Kasseler Skandal-Schau

Antisemitismusvorwürfe überlagern die 15. documenta – Daneben besticht sie allenfalls als Ramschladen von Banalitäten

Veit-Mario Thiede
01.07.2022

Die Kasseler Weltkunstausstellung documenta ist auch nicht mehr das, was sie einmal war, nämlich eine Hochleistungsschau der Solo-Künstler. Die 15. Ausgabe der alle fünf Jahre stattfindenden Ausstellung stellt dafür erstmals Künstler-Kollektive in den Mittelpunkt. Diese Entscheidung traf das neunköpfige indonesische Kollektiv ruangrupa, dem die Findungskommission der documenta die künstlerische Leitung übertragen hat.
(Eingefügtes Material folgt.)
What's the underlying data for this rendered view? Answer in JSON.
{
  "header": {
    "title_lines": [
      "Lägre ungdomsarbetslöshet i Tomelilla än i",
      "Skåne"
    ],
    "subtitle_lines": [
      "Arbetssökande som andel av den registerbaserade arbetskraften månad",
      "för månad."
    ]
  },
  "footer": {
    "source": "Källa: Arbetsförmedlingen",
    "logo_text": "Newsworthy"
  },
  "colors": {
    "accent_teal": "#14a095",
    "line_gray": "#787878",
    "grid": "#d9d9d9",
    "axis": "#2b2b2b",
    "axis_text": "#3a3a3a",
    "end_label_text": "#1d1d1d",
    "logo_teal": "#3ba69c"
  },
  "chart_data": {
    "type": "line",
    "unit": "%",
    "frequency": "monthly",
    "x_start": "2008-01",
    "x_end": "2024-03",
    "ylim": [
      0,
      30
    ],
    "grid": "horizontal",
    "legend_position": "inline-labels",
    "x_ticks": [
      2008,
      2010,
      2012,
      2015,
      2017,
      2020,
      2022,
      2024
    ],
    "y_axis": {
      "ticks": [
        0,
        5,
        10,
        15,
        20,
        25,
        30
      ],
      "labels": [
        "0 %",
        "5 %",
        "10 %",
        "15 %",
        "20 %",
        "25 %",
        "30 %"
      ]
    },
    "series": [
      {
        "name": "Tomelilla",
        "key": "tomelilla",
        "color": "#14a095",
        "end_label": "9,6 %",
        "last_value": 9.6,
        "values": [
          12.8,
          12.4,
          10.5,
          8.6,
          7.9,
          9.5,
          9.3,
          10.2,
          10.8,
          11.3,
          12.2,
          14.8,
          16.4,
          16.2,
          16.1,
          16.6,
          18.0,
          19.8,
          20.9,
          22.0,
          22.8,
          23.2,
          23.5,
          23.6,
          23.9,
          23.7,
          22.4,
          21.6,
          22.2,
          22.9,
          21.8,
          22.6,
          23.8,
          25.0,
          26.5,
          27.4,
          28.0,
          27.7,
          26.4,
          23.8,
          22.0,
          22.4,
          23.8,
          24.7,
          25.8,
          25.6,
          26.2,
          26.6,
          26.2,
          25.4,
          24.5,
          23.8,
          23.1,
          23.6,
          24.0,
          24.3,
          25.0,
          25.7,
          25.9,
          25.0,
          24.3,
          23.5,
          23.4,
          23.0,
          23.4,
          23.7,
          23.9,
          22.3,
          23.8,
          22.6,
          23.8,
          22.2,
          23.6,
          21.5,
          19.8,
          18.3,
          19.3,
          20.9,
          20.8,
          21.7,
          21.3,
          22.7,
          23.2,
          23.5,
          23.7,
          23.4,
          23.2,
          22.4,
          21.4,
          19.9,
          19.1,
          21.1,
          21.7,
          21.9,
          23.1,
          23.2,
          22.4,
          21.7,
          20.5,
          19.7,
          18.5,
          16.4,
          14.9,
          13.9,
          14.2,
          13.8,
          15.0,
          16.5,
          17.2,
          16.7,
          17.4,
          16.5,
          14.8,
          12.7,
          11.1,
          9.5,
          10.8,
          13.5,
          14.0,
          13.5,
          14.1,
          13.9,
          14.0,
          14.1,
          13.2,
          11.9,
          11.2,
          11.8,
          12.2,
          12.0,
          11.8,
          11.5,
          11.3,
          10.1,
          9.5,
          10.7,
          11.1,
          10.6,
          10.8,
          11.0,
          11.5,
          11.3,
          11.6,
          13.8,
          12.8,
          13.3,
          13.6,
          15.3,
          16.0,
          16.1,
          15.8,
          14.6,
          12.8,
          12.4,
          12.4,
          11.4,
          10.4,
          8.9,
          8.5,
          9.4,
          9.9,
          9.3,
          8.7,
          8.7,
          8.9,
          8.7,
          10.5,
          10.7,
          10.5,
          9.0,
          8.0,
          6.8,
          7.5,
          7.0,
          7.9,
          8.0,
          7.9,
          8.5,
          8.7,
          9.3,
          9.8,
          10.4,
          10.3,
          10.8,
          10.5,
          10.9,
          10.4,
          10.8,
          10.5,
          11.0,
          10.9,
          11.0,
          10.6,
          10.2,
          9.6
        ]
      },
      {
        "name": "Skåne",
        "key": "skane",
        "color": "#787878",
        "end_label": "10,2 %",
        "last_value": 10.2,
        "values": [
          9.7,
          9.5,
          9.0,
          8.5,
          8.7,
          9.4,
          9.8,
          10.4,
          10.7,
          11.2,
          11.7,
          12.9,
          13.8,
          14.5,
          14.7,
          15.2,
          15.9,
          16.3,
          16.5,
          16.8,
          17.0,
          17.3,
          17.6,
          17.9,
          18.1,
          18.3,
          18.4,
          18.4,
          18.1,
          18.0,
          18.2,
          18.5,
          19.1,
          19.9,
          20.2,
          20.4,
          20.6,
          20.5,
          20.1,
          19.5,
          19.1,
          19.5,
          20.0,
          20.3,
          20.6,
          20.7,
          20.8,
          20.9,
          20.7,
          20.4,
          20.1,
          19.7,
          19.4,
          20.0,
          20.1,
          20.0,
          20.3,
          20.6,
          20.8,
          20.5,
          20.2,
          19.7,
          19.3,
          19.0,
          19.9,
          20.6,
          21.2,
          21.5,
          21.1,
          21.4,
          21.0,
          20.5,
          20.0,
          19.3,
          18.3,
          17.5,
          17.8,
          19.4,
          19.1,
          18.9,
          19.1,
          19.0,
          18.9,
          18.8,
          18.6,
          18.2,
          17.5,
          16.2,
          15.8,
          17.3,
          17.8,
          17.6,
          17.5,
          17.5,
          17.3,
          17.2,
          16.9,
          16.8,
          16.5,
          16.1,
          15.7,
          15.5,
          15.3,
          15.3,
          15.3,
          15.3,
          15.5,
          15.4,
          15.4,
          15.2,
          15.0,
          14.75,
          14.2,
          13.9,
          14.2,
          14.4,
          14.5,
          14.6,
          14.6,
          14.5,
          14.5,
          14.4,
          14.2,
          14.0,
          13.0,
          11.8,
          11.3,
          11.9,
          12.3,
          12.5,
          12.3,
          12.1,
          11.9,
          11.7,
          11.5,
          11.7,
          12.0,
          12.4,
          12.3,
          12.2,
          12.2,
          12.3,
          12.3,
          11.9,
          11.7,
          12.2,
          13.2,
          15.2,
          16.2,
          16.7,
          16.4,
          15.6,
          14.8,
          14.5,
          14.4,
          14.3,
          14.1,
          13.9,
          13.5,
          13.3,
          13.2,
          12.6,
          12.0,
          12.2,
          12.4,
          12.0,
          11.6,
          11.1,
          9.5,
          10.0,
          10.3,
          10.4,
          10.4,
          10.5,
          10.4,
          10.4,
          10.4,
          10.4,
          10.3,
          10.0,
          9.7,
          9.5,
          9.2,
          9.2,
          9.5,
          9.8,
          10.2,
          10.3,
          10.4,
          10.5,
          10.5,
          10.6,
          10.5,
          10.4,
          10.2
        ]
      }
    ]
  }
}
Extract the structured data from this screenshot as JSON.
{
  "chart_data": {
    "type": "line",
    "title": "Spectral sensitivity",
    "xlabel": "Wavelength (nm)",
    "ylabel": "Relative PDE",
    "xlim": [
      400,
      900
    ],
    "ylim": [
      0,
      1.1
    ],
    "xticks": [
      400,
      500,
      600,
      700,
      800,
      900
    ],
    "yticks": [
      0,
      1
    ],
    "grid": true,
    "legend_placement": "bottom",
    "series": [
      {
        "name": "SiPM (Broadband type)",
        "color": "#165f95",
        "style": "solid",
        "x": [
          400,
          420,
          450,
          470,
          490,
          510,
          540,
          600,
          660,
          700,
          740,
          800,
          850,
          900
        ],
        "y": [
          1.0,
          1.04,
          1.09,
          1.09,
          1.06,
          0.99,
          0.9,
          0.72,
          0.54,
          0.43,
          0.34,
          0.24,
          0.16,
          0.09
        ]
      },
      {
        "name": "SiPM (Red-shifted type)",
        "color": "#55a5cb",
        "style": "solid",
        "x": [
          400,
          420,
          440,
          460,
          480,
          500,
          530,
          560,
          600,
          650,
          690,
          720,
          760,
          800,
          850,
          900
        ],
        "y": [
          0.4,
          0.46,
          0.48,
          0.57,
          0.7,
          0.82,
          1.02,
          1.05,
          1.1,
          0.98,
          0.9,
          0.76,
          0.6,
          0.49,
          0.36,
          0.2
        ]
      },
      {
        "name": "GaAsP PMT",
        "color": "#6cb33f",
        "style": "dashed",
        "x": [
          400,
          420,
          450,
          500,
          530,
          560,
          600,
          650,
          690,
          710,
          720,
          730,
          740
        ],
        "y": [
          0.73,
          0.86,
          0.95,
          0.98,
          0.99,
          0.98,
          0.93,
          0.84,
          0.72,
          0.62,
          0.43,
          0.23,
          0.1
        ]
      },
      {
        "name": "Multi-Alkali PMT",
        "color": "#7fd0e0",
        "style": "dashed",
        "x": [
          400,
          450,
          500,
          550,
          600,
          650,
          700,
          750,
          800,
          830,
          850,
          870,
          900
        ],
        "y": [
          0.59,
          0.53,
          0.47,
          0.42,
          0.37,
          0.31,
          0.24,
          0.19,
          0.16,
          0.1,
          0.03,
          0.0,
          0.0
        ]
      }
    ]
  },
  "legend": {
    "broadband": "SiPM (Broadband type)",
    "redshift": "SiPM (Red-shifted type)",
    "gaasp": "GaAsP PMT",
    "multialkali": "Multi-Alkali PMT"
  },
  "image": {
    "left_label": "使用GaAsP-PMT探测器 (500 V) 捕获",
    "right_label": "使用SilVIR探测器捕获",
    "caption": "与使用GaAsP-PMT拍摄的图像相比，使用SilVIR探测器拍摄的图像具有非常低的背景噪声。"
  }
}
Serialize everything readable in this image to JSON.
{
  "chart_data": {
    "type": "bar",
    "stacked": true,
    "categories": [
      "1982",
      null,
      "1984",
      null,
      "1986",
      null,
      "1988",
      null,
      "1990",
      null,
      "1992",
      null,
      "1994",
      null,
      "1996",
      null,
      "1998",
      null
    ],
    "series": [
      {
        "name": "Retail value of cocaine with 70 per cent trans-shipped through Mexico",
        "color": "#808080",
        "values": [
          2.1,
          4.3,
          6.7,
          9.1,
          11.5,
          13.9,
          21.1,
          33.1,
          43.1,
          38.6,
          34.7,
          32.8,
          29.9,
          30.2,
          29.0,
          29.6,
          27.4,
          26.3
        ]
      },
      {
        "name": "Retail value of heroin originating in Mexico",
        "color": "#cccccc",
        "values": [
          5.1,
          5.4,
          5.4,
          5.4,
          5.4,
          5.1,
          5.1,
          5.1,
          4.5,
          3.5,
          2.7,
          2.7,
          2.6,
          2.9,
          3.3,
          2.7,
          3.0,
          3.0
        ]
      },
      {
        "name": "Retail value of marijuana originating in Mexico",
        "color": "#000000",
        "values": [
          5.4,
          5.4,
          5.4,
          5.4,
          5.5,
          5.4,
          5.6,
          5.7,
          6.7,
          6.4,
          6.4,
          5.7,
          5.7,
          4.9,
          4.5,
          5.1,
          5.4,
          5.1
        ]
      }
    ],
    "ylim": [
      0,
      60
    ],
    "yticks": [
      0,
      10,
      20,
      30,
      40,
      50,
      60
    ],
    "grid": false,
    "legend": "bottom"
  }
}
Das Kollektiv ruangrupa wiederum verstärkte sich um das aus einer Israelin und vier weiteren Frauen bestehende „lumbung-Team“ und 14 vornehmlich aus dem globalen Süden, also Afrika, Asien und Südamerika stammende Künstler-Kollektive, die „lumbung-members“. Diese drei Personenkreise haben weitere Akteure zur Teilnahme an der documenta fifteen (d15) eingeladen. Und die heißen nicht wie üblich „documenta-Künstler“, sondern in gendergerechter Anbiederung „lumbung-Künstlerinnen und -Künstler“.

Was soll dieses dauernde „lumbung“? Es ist der indonesische Begriff für eine Reisscheune, in der überschüssige Ernte zum Wohle der Gemeinschaft gelagert wird, und bezeichnet im Sinne von ruangrupa das künstlerische Modell der d15. Das beruht auf Kollektivität, gemeinschaftlichem Ressourcenaufbau und gerechter Verteilung. Hinzu gesellen sich die lumbung-Werte: Freundschaft, Humor, Großzügigkeit, Transparenz, Genügsamkeit und Regeneration.

Multikulturelle Dauerparty

Traditionell ist das Fridericianum der zentrale Ausstellungsort der documenta. Während der d15 heißt es „Fridskul“, weil eine Schule der besonderen Art eingezogen ist. In ihr laufen Workshops, Seminare und Karaoke-Veranstaltungen. Besonders wichtig ist „nongkrong“, das gemeinschaftliche Abhängen als Methode zum Austausch von Ideen, Wissen und Fertigkeiten. Im weiten Saal steht ein aus Holzkisten errichtetes Klassenzimmer, gefolgt von Sofas, einer Hängematte und einer Küche, denn hier wohnen und arbeiten gemeinschaftlich mehrere Künstler-Kollektive. Die Ausstellungsbesucher werden in die Aktivitäten einbezogen.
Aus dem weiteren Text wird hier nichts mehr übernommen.